PEACE IN THE WELSH HILLS
Calm is the landscape when the storm has passed,
Brighter the fields, and fresh with fallen rain.
Where gales beat out new colour from the hills
Rivers fly faster, and upon their banks
Birds preen their wings, and irises revive.
Not so the cities burnt alive with fire
Of man’s destruction: when their smoke is spent,
No phœnix rises from the ruined walls.
I ponder now the grief of many rooms.
Was it a dream, that age, when fingers found
A satisfaction sleeping in dumb stone,
When walls were built responding to the touch
In whose high gables, in the lengthening days,
Martins would nest? Though crops, though lives, would fail,
Though friends dispersed, unchanged the walls would stay,
And still those wings return to build in Spring.
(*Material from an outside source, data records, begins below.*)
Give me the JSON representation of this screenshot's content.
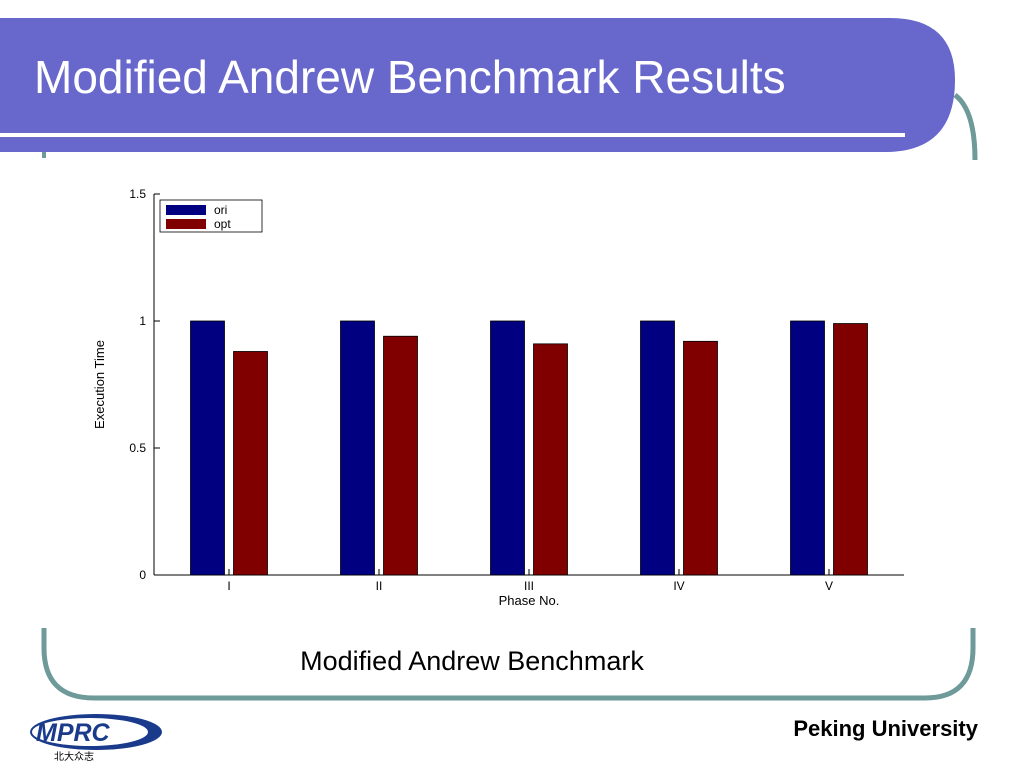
{
  "slide": {
    "title": "Modified Andrew Benchmark Results",
    "caption": "Modified Andrew Benchmark",
    "footer": "Peking University",
    "logo": {
      "text": "MPRC",
      "subtext": "北大众志"
    }
  },
  "colors": {
    "title_bar": "#6767cc",
    "frame_line": "#6e9a9a",
    "series_ori": "#000080",
    "series_opt": "#800000"
  },
  "chart_data": {
    "type": "bar",
    "title": "",
    "xlabel": "Phase No.",
    "ylabel": "Execution Time",
    "ylim": [
      0,
      1.5
    ],
    "yticks": [
      0,
      0.5,
      1,
      1.5
    ],
    "ytick_labels": [
      "0",
      "0.5",
      "1",
      "1.5"
    ],
    "categories": [
      "I",
      "II",
      "III",
      "IV",
      "V"
    ],
    "series": [
      {
        "name": "ori",
        "values": [
          1.0,
          1.0,
          1.0,
          1.0,
          1.0
        ]
      },
      {
        "name": "opt",
        "values": [
          0.88,
          0.94,
          0.91,
          0.92,
          0.99
        ]
      }
    ],
    "legend": "top-left",
    "grid": false
  }
}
Here, where the earth is green, where heaven is true
Opening the windows, touched with earliest dawn,
In the first frost of cool September days,
Chrysanthemum weather, presaging great birth,
Who in his heart could murmur or complain:
‘The light we look for is not in this land’?
That light is present, and that distant time
Is always here, continually redeemed.
There is a city we must build with joy
Exactly where the fallen city sleeps.
There is one road through village, town and field,
On whose robust foundation Chaucer dreamed
A ride could wed the opposites in man.
There proud walls may endure, and low walls feed
The imagination if they have a vine
Or shadowy barn made rich with gathered corn.
Great mansions fear from their surrounding trees
The invasion of a wintry desolation
Filling their rooms with leaves. And cottages
Bring the sky down as flickering candles do,
Leaning on their own shadows. I have seen
Vases and polished brass reflect black windows
And draw the ceiling down to their vibrations,
Thick, deep, and white-washed, like a bank of snow.
To live entwined in pastoral loveliness
May rest the eyes, throw pictures on the mind,
But most we need a metaphor of stone
Such as those painters had whose mountain-cities
Cast long, low shadows on the Umbrian hills.
There, in some courtyard on the cobbled stone,
A fountain plays, and through a cherub’s mouth
Ages are linked by water in the sunlight.
All of good faith that fountain may recall,
Woman, musician, boy, or else a scholar
Reading a Latin book. They seem distinct,
And yet are one, because tranquillity
Affirms the Judgment. So, in these Welsh hills,
I marvel, waking from a dream of stone,
That such a peace surrounds me, while the city
For which all long has never yet been built.